Insieme ai maggiori operatori di private equity, il fondo investirà in aziende in tutto il mondo all’avanguardia nell’affrontare sfide ambientali cruciali. Il portafoglio si concentrerà principalmente su operazioni di buyout, opportunità di tipo growth in fase avanzata ed investimenti selettivi in venture capital, perlopiù in Nord America ed Europa. Gli investimenti saranno diversificati tra cinque settori: riduzione dei gas serra, controllo dell’inquinamento, economia circolare, consumo sostenibile e tecnologie abilitanti. Ad oggi, circa la metà del capitale impegnato è già stata investita in 8 operazioni.

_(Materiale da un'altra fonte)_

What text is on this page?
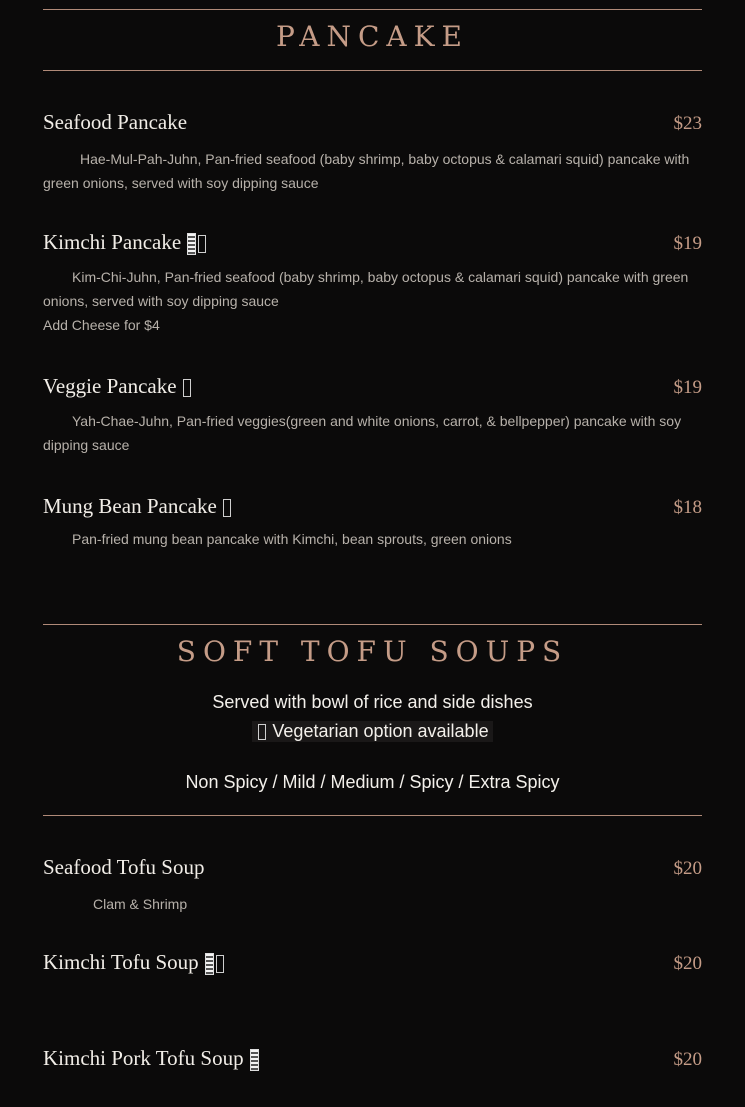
PANCAKE
Seafood Pancake	$23
Hae-Mul-Pah-Juhn, Pan-fried seafood (baby shrimp, baby octopus & calamari squid) pancake with green onions, served with soy dipping sauce
Kimchi Pancake	$19
Kim-Chi-Juhn, Pan-fried seafood (baby shrimp, baby octopus & calamari squid) pancake with green onions, served with soy dipping sauce
Add Cheese for $4
Veggie Pancake	$19
Yah-Chae-Juhn, Pan-fried veggies(green and white onions, carrot, & bellpepper) pancake with soy dipping sauce
Mung Bean Pancake	$18
Pan-fried mung bean pancake with Kimchi, bean sprouts, green onions
SOFT TOFU SOUPS
Served with bowl of rice and side dishes
Vegetarian option available
Non Spicy / Mild / Medium / Spicy / Extra Spicy
Seafood Tofu Soup	$20
Clam & Shrimp
Kimchi Tofu Soup	$20
Kimchi Pork Tofu Soup	$20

Ben diversificata a livello globale la base degli investitori, che comprende Compagnie di assicurazione, Fondi pensione, Family office e clientela privata in Europa, Asia, Nord America e Medio Oriente.

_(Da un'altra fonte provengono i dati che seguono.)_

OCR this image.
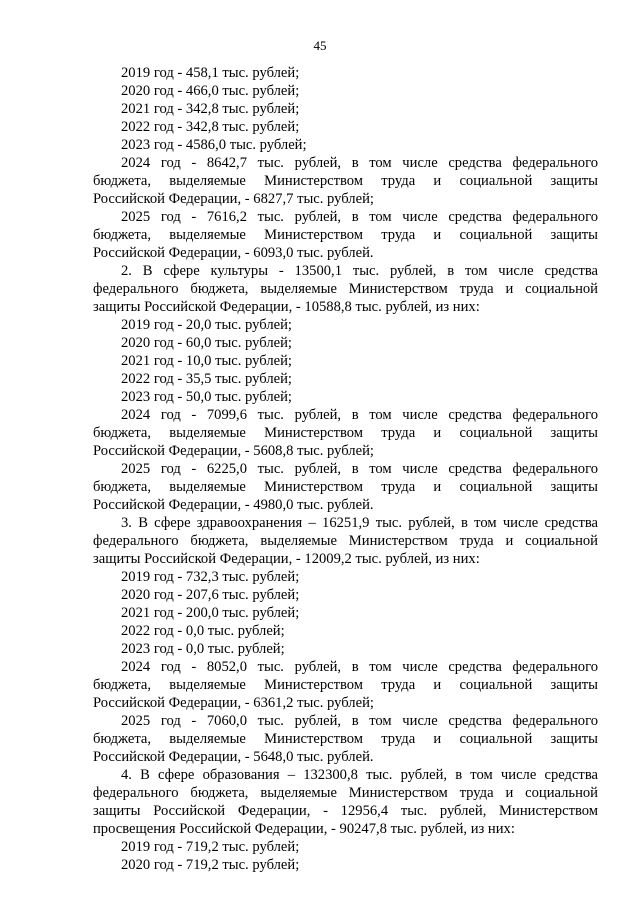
45
2019 год - 458,1 тыс. рублей;
2020 год - 466,0 тыс. рублей;
2021 год - 342,8 тыс. рублей;
2022 год - 342,8 тыс. рублей;
2023 год - 4586,0 тыс. рублей;
2024 год - 8642,7 тыс. рублей, в том числе средства федерального
бюджета, выделяемые Министерством труда и социальной защиты
Российской Федерации, - 6827,7 тыс. рублей;
2025 год - 7616,2 тыс. рублей, в том числе средства федерального
бюджета, выделяемые Министерством труда и социальной защиты
Российской Федерации, - 6093,0 тыс. рублей.
2. В сфере культуры - 13500,1 тыс. рублей, в том числе средства
федерального бюджета, выделяемые Министерством труда и социальной
защиты Российской Федерации, - 10588,8 тыс. рублей, из них:
2019 год - 20,0 тыс. рублей;
2020 год - 60,0 тыс. рублей;
2021 год - 10,0 тыс. рублей;
2022 год - 35,5 тыс. рублей;
2023 год - 50,0 тыс. рублей;
2024 год - 7099,6 тыс. рублей, в том числе средства федерального
бюджета, выделяемые Министерством труда и социальной защиты
Российской Федерации, - 5608,8 тыс. рублей;
2025 год - 6225,0 тыс. рублей, в том числе средства федерального
бюджета, выделяемые Министерством труда и социальной защиты
Российской Федерации, - 4980,0 тыс. рублей.
3. В сфере здравоохранения – 16251,9 тыс. рублей, в том числе средства
федерального бюджета, выделяемые Министерством труда и социальной
защиты Российской Федерации, - 12009,2 тыс. рублей, из них:
2019 год - 732,3 тыс. рублей;
2020 год - 207,6 тыс. рублей;
2021 год - 200,0 тыс. рублей;
2022 год - 0,0 тыс. рублей;
2023 год - 0,0 тыс. рублей;
2024 год - 8052,0 тыс. рублей, в том числе средства федерального
бюджета, выделяемые Министерством труда и социальной защиты
Российской Федерации, - 6361,2 тыс. рублей;
2025 год - 7060,0 тыс. рублей, в том числе средства федерального
бюджета, выделяемые Министерством труда и социальной защиты
Российской Федерации, - 5648,0 тыс. рублей.
4. В сфере образования – 132300,8 тыс. рублей, в том числе средства
федерального бюджета, выделяемые Министерством труда и социальной
защиты Российской Федерации, - 12956,4 тыс. рублей, Министерством
просвещения Российской Федерации, - 90247,8 тыс. рублей, из них:
2019 год - 719,2 тыс. рублей;
2020 год - 719,2 тыс. рублей;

Per Nicolas Thomas, Principal Thematics Private Equity di Pictet Alternative Advisors, “il successo di Environment Co-Investment Fund I riflette sia la domanda crescente per i co investimenti sia la fiducia nelle capacità di Pictet di individuare e selezionare le migliori opportunità di investimento in private equity. Nel contesto attuale, gli investitori sono sempre più alla ricerca di un’esposizione ad aziende private di alta qualità, con una maggiore visibilità sugli asset sottostanti e sulle modalità di impiego del capitale”.
Molte società impegnate nello sviluppo di soluzioni in settori quali elettrificazione, rifiuti, reti idriche, efficienza delle risorse e servizi ambientali sono ancora di proprietà. Il modello di co investimento del fondo si adatta perfettamente a questo mercato poiché permette di investire al fianco di sponsor affermati in singole operazioni valutate caso per caso e di costruire un portafoglio con un elevato grado di selettività.

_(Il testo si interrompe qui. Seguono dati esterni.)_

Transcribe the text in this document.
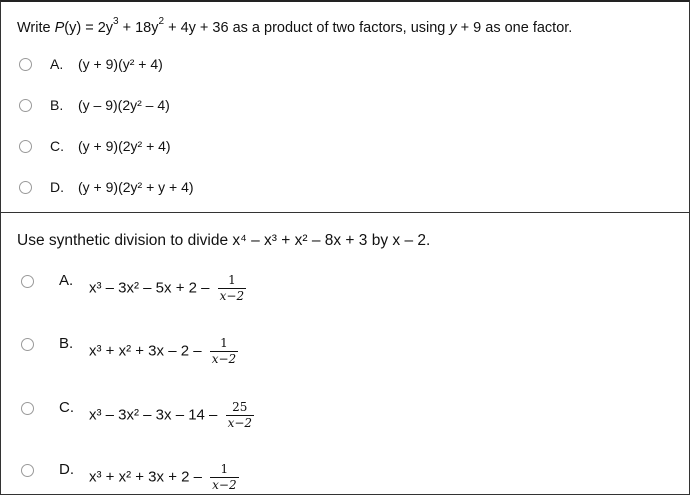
Write $P(y) = 2y^3 + 18y^2 + 4y + 36$ as a product of two factors, using y + 9 as one factor.
A. (y + 9)(y² + 4)
B. (y – 9)(2y² – 4)
C. (y + 9)(2y² + 4)
D. (y + 9)(2y² + y + 4)
Use synthetic division to divide x⁴ – x³ + x² – 8x + 3 by x – 2.
A. $x^3 - 3x^2 - 5x + 2 - \frac{1}{x-2}$
B. $x^3 + x^2 + 3x - 2 - \frac{1}{x-2}$
C. $x^3 - 3x^2 - 3x - 14 - \frac{25}{x-2}$
D. $x^3 + x^2 + 3x + 2 - \frac{1}{x-2}$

Il processo di investimento combina la due diligence finanziaria con quella proprietaria di Pictet in materia di sostenibilità e con il suo framework ambientale, utilizzati per valutare l’allineamento a livello tematico, il contributo ambientale e importanti fattori di sostenibilità. Il fondo è classificato come Articolo 8 del Regolamento UE 2019/2088 SFDR e si pone l’obiettivo di raggiungere almeno l’80% di investimenti sostenibili entro la fine del periodo di investimento, come previsto dal Sustainable Investment framework di Pictet.
Forte di un track record di oltre trentacinque anni, Pictet investe nel private equity dal 1989 e ha realizzato il suo primo co investimento nel 1992. Ad oggi, il Gruppo ha impegnato capitale in oltre 300 operazioni di co investimento e ha instaurato relazioni continuative con più di 90 GP attivi a livello globale.